Despite increased awareness about mental health as a public health priority, there is nothing but an overwhelmingly biomedical and infrastructural approach to the incorporation of mental health in disaster response frameworks in India. Official responses focus on water testing, fixing the pipelines, and amounts of money paid as compensation, and psychological rehabilitation is not talked about as much in public briefings or court orders. This silence reinforces stigma surrounding mental health, as well as saying that emotional suffering is secondary to physical recovery. The embedded indicators of mental health within disaster assessment would be a very significant step towards holistic governance.
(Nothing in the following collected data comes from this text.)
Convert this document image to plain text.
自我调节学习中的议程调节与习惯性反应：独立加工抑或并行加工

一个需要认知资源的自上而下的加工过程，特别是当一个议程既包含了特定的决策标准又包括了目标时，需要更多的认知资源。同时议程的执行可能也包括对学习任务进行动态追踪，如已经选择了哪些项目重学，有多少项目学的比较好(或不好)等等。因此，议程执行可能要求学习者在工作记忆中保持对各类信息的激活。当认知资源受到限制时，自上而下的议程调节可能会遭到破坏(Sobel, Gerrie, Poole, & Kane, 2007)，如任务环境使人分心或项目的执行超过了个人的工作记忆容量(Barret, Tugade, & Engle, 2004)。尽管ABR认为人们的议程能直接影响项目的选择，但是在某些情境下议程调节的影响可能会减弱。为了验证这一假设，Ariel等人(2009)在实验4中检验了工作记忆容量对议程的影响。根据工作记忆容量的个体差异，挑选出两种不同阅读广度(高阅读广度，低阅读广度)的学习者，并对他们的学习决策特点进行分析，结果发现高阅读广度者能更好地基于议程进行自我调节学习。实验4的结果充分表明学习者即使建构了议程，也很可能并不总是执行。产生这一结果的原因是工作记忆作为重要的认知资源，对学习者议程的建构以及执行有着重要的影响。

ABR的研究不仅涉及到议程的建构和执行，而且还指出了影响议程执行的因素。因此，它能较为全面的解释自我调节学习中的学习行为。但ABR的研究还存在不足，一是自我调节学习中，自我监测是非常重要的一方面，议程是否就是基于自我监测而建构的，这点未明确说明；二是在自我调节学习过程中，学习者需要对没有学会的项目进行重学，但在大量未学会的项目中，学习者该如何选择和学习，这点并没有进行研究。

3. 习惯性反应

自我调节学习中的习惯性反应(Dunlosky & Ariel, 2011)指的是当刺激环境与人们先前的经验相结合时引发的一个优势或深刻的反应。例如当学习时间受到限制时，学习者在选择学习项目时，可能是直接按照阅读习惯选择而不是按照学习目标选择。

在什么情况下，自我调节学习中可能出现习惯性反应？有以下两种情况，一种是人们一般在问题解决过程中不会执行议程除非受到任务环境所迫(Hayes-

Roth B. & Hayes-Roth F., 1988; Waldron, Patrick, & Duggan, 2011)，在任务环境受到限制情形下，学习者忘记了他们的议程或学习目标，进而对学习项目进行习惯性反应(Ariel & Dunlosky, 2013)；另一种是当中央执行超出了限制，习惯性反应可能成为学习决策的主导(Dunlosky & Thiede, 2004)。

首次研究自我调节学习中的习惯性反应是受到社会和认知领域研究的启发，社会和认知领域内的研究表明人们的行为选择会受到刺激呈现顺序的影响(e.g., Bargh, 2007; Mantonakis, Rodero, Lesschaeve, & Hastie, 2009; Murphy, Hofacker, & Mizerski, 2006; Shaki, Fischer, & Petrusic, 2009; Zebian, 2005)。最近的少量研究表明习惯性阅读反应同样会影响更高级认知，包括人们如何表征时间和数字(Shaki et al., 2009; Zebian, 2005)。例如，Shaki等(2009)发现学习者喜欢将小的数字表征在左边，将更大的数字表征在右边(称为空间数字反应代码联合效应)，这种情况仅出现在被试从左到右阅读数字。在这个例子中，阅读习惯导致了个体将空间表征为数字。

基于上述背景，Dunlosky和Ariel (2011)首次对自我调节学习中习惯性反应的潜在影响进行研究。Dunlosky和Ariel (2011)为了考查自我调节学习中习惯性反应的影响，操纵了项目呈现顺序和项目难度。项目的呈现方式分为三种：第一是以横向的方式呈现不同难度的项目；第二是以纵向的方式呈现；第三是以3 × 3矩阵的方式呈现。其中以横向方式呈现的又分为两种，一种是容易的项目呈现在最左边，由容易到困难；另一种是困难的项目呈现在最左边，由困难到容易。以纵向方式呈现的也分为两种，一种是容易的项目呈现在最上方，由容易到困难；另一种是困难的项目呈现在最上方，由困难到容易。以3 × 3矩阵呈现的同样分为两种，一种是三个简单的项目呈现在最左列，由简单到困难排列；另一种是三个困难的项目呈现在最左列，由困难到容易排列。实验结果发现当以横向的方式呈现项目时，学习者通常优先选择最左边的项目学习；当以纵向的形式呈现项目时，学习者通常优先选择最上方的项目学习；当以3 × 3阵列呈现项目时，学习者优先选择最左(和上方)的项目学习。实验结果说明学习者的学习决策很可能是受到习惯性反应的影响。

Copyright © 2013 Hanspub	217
Untreated psychological distress also has economic costs, beyond the cost to an individual in personal suffering. Caregivers who are depressed, anxious, or suffer from prolonged grief will often lose work time, may need to incur higher healthcare costs, and withdraw from socialisation. In communities where there were already incomes that previously had wedges, all the worst of these consequences can exacerbate a cycle of impoverishment. We must see mental health support as an economic investment, not an addition to welfare for which no one really has the budget after a public health failure to take place.
In reacting to a preventable disaster, restoring trust is something more than fixing some infrastructure. Transparent communication to inform the public and others through communication about failure, accountability measures, and, in the future, safeguards remains central to psychological recovery. In the absence of clear and empathetic communication, there are still rumours and fear instead, which prolongs distress. Evidence from disaster psychology suggests that acknowledging harm to people in a timely way and being seen to be fixing their problems can go a long way towards relieving the impact of long-term trauma on affected populations.
Policy responses will need to incorporate the issue of mental health in public health disaster management. This includes mandatory psychological first aid to affected families, long-term counselling services, transparent communication for restoring trust, and proactive infrastructure audits. Compensation mechanisms should include mental health rehabilitation as well as financial relief.
The Indian crisis of water contamination in other cities is not only a failure of infrastructure but a failure to protect human dignity. The infant and elderly being taken away by preventable diarrhoea leaves a psychological scar, with no statistics. The treatment of these invisible scars demands a move away from the reactive approach to governance and towards a preventive approach that is people-centric and views mental health as an integral part of public health.